Ordered that the judgment is affirmed.
We find that the defendant did not satisfy his burden of proving that he acted under the influence of extreme emotional disturbance. He failed to show a reasonable explanation for the incident, such reason being viewed by the subjective, internal situation in which the defendant found himself (see, People v Moye, 66 NY2d 887; People v Casassa, 49 NY2d 668, cert denied 449 US 842; Penal Law § 125.25 [1]), nor did he show that the circumstances were such that he lost control of his ability to exercise the restraint that he should have exercised (see, People v Moye, supra; People v Walker, 64 NY2d 741). Viewing the evidence in the light most favorable to the prosecution (see, People v Contes, 60 NY2d 620), we find that it was legally sufficient to support the verdict of guilt.
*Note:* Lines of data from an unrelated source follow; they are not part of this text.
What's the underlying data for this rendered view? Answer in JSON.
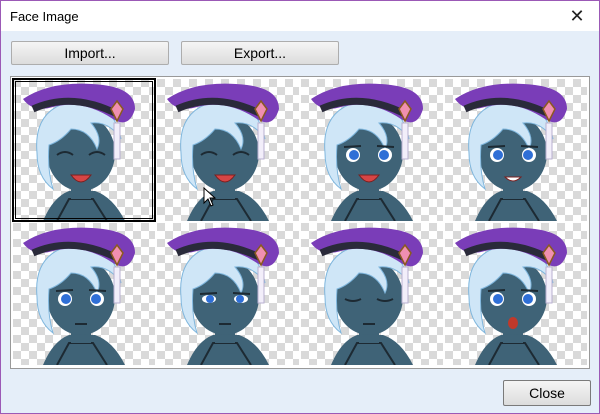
{
  "window": {
    "title": "Face Image"
  },
  "toolbar": {
    "import_label": "Import...",
    "export_label": "Export..."
  },
  "footer": {
    "close_label": "Close"
  },
  "faces": [
    {
      "expression": "eyes-closed-smile",
      "selected": true
    },
    {
      "expression": "eyes-closed-smile",
      "selected": false
    },
    {
      "expression": "open-smile",
      "selected": false
    },
    {
      "expression": "happy",
      "selected": false
    },
    {
      "expression": "neutral",
      "selected": false
    },
    {
      "expression": "serious",
      "selected": false
    },
    {
      "expression": "eyes-closed",
      "selected": false
    },
    {
      "expression": "surprised",
      "selected": false
    }
  ],
  "colors": {
    "accent": "#9b59b6",
    "hat": "#7a3db8",
    "skin": "#3f6377",
    "hair": "#cfe6f7"
  }
}
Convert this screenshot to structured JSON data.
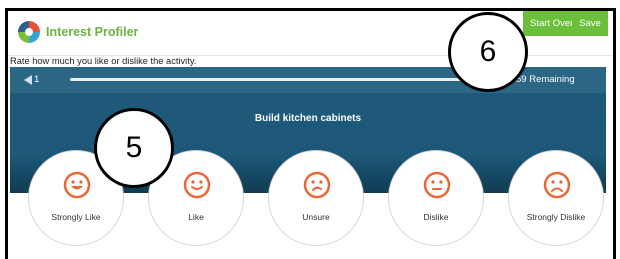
{
  "header": {
    "app_title": "Interest Profiler",
    "start_over_label": "Start Over",
    "save_label": "Save",
    "brand_color": "#6cb33f"
  },
  "instructions": "Rate how much you like or dislike the activity.",
  "progress": {
    "current": "1",
    "remaining_text": "59 Remaining"
  },
  "activity": "Build kitchen cabinets",
  "choices": [
    {
      "label": "Strongly Like",
      "icon": "big-smile-face-icon"
    },
    {
      "label": "Like",
      "icon": "smile-face-icon"
    },
    {
      "label": "Unsure",
      "icon": "unsure-face-icon"
    },
    {
      "label": "Dislike",
      "icon": "dislike-face-icon"
    },
    {
      "label": "Strongly Dislike",
      "icon": "frown-face-icon"
    }
  ],
  "callouts": [
    "5",
    "6"
  ],
  "colors": {
    "panel": "#1e5a7a",
    "face": "#e9683a",
    "button": "#6cbf3a"
  }
}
Moreover, upon the exercise of our factual review power, we are satisfied that the verdict was not against the weight of the evidence (see, CPL 470.15 [5]).
*395We also find that the record does not support the defendant’s claim of a deprivation of his right to the effective assistance of counsel. Defense counsel’s representation was within the broad range of reasonably competent assistance and there is no reasonable probability that the outcome of the trial was affected by any alleged shortcomings of counsel (see, People v Baldi, 54 NY2d 137; People v Diaz, 131 AD2d 775).
We have considered the defendant’s remaining contentions, including those raised in his supplemental pro se brief and as to the propriety of his sentence, and find them to be without merit. Kunzeman, J. P., Rubin, Eiber and Rosenblatt, JJ., concur.